À l'époque, je me souviens d'une discussion avec des représentants du ministère de l'Intérieur qui se demandaient pourquoi tant de personnes souhaitaient devenir chauffeurs. Nous expliquions alors que le marché avait besoin de s'ouvrir dans la mesure où l'offre de l'époque était insuffisante face à la demande. Ce déséquilibre a ainsi entraîné l'arrivée d'un très grand nombre d'acteurs, dont Uber. Depuis, le marché s'est en partie consolidé mais il existe toujours des services de VTC, notamment assurés par la SNCF ou Transdev, compte tenu de la nécessité de répondre aux besoins.
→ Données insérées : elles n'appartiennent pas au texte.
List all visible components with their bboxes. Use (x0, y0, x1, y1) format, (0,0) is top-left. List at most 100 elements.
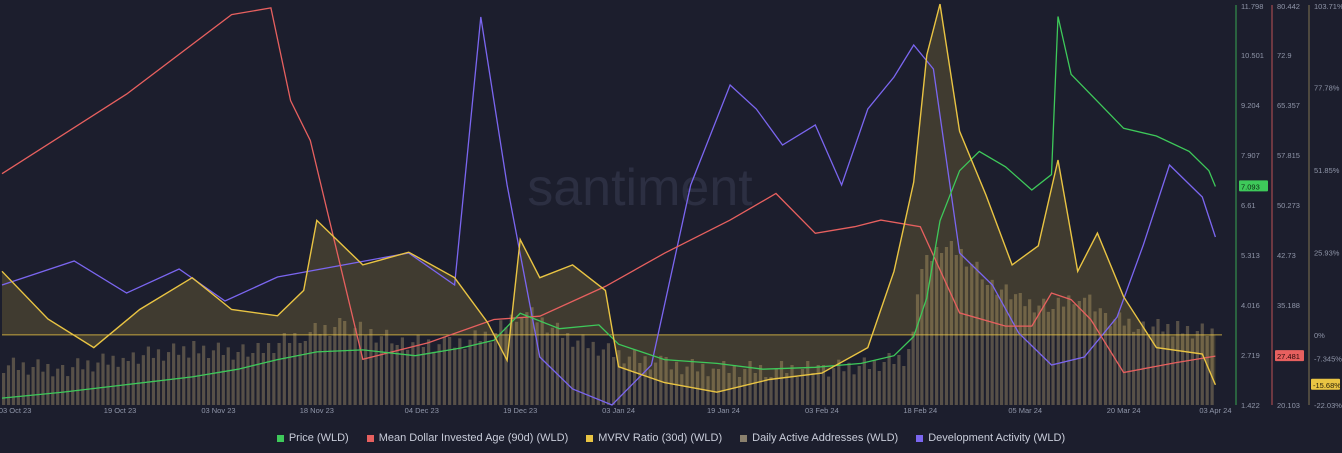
daa-bar (555, 322, 560, 405)
daa-bar (664, 357, 668, 405)
daa-bar (1082, 297, 1087, 405)
dev-activity-line (1, 16, 1217, 406)
daa-bar (1122, 325, 1126, 405)
daa-bar (1127, 318, 1131, 405)
x-tick-label: 03 Apr 24 (1199, 406, 1231, 415)
legend-swatch (916, 434, 924, 442)
daa-bar (930, 261, 934, 405)
daa-bar (1176, 321, 1180, 405)
daa-bar (612, 357, 616, 405)
daa-bar (892, 364, 896, 405)
daa-bar (374, 342, 378, 405)
daa-bar (251, 353, 255, 405)
daa-bar (1108, 326, 1112, 405)
daa-bar (606, 343, 611, 405)
axis-tick-label: 7.907 (1241, 151, 1260, 160)
daa-bar (206, 358, 211, 405)
daa-bar (1161, 331, 1165, 405)
daa-bar (1018, 293, 1022, 405)
chart-legend: Price (WLD) Mean Dollar Invested Age (90… (0, 428, 1342, 448)
daa-bar (81, 369, 85, 405)
legend-item-dev[interactable]: Development Activity (WLD) (916, 432, 1065, 444)
daa-bar (272, 353, 276, 405)
daa-bar (182, 346, 186, 405)
axis-tick-label: -22.03% (1314, 401, 1342, 410)
daa-bar (2, 373, 6, 405)
daa-bar (764, 377, 768, 405)
daa-bar (1067, 295, 1071, 405)
daa-bar (530, 307, 534, 405)
daa-bar (406, 349, 410, 405)
daa-bar (1185, 326, 1190, 405)
axis-tick-label: 50.273 (1277, 201, 1300, 210)
daa-bar (31, 367, 35, 405)
daa-bar (576, 340, 580, 405)
daa-bar (821, 365, 826, 405)
daa-bar (146, 346, 151, 405)
daa-bar (596, 355, 600, 405)
daa-bar (343, 321, 347, 405)
daa-bar (1113, 319, 1117, 405)
daa-bar (811, 373, 815, 405)
daa-bar (121, 357, 125, 405)
daa-bar (333, 327, 337, 405)
daa-bar (877, 371, 881, 405)
daa-bar (66, 376, 70, 405)
daa-bar (915, 294, 920, 405)
daa-bar (632, 349, 637, 405)
legend-item-price[interactable]: Price (WLD) (276, 432, 349, 444)
axis-tick-label: 35.188 (1277, 301, 1300, 310)
legend-label: Daily Active Addresses (WLD) (752, 432, 899, 444)
daa-bar (1077, 301, 1081, 405)
daa-bar (790, 365, 794, 405)
chart-svg: santiment 11.798 10.501 9.204 7.907 6.61 5.313… (0, 2, 1342, 415)
daa-bar (753, 373, 757, 405)
daa-bar (303, 341, 307, 405)
daa-bar (1200, 323, 1204, 405)
daa-bar (800, 369, 805, 405)
axis-tick-label: 80.442 (1277, 2, 1300, 11)
daa-bar (571, 346, 575, 405)
daa-bar (493, 333, 498, 405)
daa-bar (1103, 313, 1108, 405)
mvrv-line (1, 3, 1217, 393)
daa-bar (504, 327, 508, 405)
daa-bar (56, 368, 60, 405)
legend-label: MVRV Ratio (30d) (WLD) (598, 432, 723, 444)
daa-bar (806, 361, 810, 405)
daa-bar (748, 361, 752, 405)
daa-bar (473, 330, 477, 405)
daa-bar (390, 343, 394, 405)
legend-swatch (740, 434, 748, 442)
daa-bar (1190, 338, 1195, 405)
daa-bar (282, 333, 286, 405)
legend-swatch (366, 434, 374, 442)
daa-bar (287, 343, 292, 405)
daa-bar (348, 334, 352, 405)
daa-bar (379, 336, 384, 405)
daa-bar (364, 335, 368, 405)
daa-bar (795, 377, 799, 405)
daa-bar (71, 367, 75, 405)
axis-tick-label: 20.103 (1277, 401, 1300, 410)
daa-bar (1072, 304, 1076, 405)
daa-bar (1151, 326, 1155, 405)
legend-item-daa[interactable]: Daily Active Addresses (WLD) (740, 432, 898, 444)
daa-bar (453, 347, 457, 405)
mdia-line (1, 7, 1216, 374)
daa-bar (648, 369, 652, 405)
daa-bar (949, 241, 953, 405)
daa-bar (540, 317, 544, 405)
axis-tick-label: -7.345% (1314, 354, 1342, 363)
daa-bar (990, 279, 994, 405)
daa-bar (550, 327, 554, 405)
legend-item-mdia[interactable]: Mean Dollar Invested Age (90d) (WLD) (366, 432, 568, 444)
daa-bar (437, 344, 441, 405)
daa-bar (509, 314, 513, 405)
legend-item-mvrv[interactable]: MVRV Ratio (30d) (WLD) (586, 432, 722, 444)
daa-bar (1046, 311, 1050, 405)
axis-tick-label: 9.204 (1241, 101, 1260, 110)
current-value-badge (1311, 378, 1340, 390)
daa-bar (266, 343, 271, 405)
L'arrivée de cette nouvelle activité a entraîné l'émergence d'un certain nombre de sujets, notamment la cohabitation avec les taxis. Il a donc fallu plusieurs années pour essayer de trouver un juste équilibre, bien au-delà de notre accompagnement d'Uber. Deux lois se sont ainsi succédé. Désormais, il est beaucoup plus facile d'avoir accès à une voiture vous transportant d'un point à un autre, dans une grande ville, à toute heure de la journée ou de la nuit. L'activité s'est donc développée, à travers l'organisation des diverses parties prenantes, de la circulation et du partage de la valeur entre les chauffeurs et les plateformes, taxis ou VTC.

Enfin, lorsque l'on étudie les dossiers, il est souvent question de l'artisan taxi. À l'époque – mes chiffres ne sont pas à jour – sur le nombre de taxis à Paris, seulement 8 % des chauffeurs de taxi étaient artisans-chauffeurs. Les autres étaient soit locataires soit salariés d'entreprises de taxi. Les statuts de ces chauffeurs n'étaient donc pas forcément plus favorables que celui des chauffeurs de VTC aujourd'hui.